The Hawks appeared to go ahead 2-1 when Hartman got a puck past Mike Smith with 16:07 remaining in the second period. Hartman fell into Smith in the crease, however, and the Flames had the goal overturned after coach Glen Gulutzan challenged goaltender interference.

"I mean the call on the ice was a goal," Hartman said. "They took eight minutes to try to look for it. They looked pretty hard."

While Quenneville said the call could have gone either way, he's not a big fan of how reviews can sap the energy out of a crowd.

"Whether they get it right or not, I still don't know if that's the best thing for slowing down the pace and the excitement of a building," he said. "But that works both ways, and you can have some positive developments on that same sort of play."


Enough about that play, though. The Hawks had plenty of other chances to put away a Flames team that went through all kinds of travel delays and didn't land at O'Hare until 11:30 Monday night.

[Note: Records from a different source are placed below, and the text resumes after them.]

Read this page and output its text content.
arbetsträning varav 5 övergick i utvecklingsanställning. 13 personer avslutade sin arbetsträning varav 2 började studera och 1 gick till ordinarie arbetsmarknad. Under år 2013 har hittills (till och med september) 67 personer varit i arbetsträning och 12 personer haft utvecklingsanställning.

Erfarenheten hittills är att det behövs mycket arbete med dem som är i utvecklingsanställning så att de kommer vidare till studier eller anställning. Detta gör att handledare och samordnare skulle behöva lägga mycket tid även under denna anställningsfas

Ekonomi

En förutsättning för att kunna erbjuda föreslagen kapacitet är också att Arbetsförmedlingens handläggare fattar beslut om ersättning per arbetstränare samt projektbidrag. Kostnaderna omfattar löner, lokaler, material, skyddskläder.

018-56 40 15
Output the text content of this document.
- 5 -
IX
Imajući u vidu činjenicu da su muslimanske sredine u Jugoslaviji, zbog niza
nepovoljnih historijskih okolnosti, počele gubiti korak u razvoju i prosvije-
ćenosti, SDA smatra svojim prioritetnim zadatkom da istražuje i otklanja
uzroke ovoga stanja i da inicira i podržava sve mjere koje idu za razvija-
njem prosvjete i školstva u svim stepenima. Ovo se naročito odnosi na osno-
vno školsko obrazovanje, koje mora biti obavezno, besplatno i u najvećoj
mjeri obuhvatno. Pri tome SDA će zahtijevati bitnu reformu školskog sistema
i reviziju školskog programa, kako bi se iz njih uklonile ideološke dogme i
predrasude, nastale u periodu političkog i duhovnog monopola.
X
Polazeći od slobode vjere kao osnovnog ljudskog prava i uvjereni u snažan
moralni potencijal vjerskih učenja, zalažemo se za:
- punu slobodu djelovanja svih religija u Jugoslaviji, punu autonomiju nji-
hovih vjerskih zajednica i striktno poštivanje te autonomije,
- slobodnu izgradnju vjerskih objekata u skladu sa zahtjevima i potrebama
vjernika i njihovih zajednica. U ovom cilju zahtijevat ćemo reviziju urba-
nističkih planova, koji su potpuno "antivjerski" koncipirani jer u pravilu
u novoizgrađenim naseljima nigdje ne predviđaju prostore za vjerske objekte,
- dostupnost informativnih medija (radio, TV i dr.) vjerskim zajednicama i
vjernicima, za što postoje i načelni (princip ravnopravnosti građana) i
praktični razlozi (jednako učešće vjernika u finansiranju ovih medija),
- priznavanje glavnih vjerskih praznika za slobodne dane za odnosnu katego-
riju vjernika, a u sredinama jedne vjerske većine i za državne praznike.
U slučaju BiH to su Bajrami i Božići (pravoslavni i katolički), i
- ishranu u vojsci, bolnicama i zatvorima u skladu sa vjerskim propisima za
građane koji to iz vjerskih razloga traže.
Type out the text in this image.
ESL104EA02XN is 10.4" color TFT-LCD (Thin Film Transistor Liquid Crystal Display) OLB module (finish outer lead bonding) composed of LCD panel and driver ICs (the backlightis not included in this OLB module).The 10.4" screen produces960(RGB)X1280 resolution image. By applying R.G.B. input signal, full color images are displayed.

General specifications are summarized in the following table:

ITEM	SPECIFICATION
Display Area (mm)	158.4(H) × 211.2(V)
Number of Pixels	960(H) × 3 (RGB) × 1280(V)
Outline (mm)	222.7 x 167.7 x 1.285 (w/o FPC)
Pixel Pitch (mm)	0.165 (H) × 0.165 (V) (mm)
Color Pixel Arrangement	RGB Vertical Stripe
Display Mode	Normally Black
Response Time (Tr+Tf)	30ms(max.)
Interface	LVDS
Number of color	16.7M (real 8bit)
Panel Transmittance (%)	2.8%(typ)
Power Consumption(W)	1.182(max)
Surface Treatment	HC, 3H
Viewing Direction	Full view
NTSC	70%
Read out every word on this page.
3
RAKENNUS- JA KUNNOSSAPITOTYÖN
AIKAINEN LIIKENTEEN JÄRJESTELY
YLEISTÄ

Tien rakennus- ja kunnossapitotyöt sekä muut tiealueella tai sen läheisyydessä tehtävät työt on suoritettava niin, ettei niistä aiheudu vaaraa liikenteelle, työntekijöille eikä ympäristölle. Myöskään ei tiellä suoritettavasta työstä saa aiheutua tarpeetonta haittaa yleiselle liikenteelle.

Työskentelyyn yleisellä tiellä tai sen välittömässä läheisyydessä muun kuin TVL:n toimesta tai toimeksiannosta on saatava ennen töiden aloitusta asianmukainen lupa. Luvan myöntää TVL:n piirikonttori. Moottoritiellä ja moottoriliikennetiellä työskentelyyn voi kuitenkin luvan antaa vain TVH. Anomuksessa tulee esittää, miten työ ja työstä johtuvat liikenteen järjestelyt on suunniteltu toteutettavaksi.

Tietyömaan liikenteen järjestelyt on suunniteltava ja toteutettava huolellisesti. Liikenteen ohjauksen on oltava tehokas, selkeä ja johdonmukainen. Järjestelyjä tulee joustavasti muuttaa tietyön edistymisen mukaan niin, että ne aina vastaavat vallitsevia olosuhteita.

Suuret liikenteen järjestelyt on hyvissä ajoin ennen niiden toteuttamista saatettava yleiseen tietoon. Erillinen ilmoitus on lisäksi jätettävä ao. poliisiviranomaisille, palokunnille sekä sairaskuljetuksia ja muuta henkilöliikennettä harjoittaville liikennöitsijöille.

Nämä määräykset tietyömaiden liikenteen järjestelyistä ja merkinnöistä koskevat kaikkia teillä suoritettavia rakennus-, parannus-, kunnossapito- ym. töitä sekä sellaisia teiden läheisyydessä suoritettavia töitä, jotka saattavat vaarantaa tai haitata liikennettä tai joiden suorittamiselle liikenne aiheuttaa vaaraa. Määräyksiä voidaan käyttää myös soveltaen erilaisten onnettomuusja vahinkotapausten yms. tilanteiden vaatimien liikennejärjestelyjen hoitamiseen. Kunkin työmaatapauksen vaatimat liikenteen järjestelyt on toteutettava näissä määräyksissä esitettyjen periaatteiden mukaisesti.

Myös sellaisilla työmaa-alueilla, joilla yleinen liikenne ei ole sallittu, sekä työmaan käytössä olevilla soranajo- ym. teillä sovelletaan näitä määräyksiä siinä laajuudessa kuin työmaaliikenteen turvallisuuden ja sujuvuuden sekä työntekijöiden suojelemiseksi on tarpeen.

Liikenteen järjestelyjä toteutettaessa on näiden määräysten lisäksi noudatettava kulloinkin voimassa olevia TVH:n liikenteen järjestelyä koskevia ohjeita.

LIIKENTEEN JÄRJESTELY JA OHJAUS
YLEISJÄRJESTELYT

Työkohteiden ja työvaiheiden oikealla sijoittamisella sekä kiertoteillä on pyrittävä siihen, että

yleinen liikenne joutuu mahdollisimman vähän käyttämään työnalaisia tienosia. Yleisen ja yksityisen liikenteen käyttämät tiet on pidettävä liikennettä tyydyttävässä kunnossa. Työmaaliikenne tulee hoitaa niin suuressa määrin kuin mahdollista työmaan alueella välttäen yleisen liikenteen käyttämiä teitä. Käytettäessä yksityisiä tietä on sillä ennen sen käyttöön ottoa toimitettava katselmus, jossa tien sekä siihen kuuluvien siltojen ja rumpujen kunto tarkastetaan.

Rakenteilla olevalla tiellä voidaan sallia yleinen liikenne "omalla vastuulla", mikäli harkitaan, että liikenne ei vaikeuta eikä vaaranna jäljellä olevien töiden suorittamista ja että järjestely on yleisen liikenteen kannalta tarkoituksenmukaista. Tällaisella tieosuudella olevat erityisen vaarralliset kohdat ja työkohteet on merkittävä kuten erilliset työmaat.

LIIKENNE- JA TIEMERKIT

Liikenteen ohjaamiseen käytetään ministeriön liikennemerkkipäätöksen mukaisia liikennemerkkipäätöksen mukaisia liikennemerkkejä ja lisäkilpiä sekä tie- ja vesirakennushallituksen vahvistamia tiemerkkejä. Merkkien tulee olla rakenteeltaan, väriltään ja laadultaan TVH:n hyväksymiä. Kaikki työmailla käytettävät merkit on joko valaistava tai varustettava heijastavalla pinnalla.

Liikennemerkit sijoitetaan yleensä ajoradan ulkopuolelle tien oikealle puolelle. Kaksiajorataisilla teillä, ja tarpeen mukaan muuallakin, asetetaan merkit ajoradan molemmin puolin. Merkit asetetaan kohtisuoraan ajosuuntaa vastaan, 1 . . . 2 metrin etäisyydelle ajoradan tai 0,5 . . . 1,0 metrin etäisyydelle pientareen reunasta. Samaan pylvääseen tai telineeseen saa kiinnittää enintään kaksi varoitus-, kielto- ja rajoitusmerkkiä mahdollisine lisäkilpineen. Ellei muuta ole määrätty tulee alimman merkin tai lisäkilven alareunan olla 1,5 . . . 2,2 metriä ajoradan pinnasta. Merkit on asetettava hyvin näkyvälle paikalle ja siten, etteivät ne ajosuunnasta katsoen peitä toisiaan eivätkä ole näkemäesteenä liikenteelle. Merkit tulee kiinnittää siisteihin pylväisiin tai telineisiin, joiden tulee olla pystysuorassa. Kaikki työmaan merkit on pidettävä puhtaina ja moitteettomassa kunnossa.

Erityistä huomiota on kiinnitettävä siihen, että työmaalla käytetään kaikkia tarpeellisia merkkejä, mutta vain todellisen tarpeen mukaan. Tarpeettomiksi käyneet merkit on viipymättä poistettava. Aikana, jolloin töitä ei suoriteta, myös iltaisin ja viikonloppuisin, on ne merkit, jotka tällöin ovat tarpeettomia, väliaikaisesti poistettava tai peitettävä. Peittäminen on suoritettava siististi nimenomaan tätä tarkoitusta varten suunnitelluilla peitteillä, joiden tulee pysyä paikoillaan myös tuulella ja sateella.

In the end, only Alex DeBrincat's power-play goal 3:35 into the first period and Patrick Kane's with 5.1 seconds left in the game managed to get past Smith.

A contest that seemed destined for overtime took an ugly turn for the Hawks when Stone's shot from just inside the blue line found its way through a maze of players and sticks.

It appeared the puck may have deflected off the high stick of Johnny Gaudreau before getting past Jeff Glass, but the refs didn't see it that way and the goal stood.

The Flames made it 3-1 on an empty-net goal by Sean Monahan with 1:51 remaining, which made Kane's last-second goal moot.